Most of my favorite authors didn’t come into my life through a best-seller list or, horrors, a summer reading list. It’s pretty much been serendipity.
One recent favorite, Madeline L’Engle, was discovered in the local library. I know, there’s nothing new about her. She was hugely famous in her time and remains so, most notably because of her Newberry Award-winning, A Wrinkle In Time, which was made into a movie last year.
I met her, oddly enough, through, Two-Part Invention, a dramatically lesser-read autobiography of her love story with husband Hugh Franklin. I was wandering the non-fiction stacks and was surprised to see her name on the front of a non-fiction work. I picked it up, took it home and was immediately hooked. I am now reading through L’Engle’s body of work.
Interestingly, even though I will never meet the now-late author, I realize I will likely know her by heart by the time I am through. It’s the interplay of her auto-biography and her fiction. She’s there — still living and breathing — on every page of her work.
Fatherless daughter themes? L’Engle’s own father’s lungs were damaged in World War I. He was sick when she was born and died when she was 17. Drama and mystery? She was a stage actress, as was her husband, who later starred in the All My Children soap opera. Time-bending themes? She loved science, delving into the writings of Einstein — a year of such study was the inspiration for A Wrinkle in Time.
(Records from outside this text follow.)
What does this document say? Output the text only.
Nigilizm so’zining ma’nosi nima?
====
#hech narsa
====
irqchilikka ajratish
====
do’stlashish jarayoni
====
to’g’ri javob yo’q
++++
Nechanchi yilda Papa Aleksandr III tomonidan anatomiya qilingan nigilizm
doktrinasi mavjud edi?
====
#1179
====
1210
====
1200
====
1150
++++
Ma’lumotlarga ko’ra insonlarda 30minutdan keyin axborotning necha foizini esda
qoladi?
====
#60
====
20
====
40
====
She also loved both a rambling old house in Connecticut and an apartment in New York. Both places show up in her work at various times. As does adoption. One of her children was the suddenly orphaned child of close friends. Yet another peek at her heart: She was a Christian and was deeply hurt when her fantasy work was criticized by some church groups.
I come by this type of author-immersion honestly. My mom and grandma did similar things with the works of Jack London, John Steinbeck and Gene Stratton-Porter, even wrapping up body-of-work reading sprees with visits to their homes, now museums.
It’s an odd hobby, perhaps, but one that would probably serve any writer well. How about you, fellow writers? Does anyone have any author “friends” they want to share?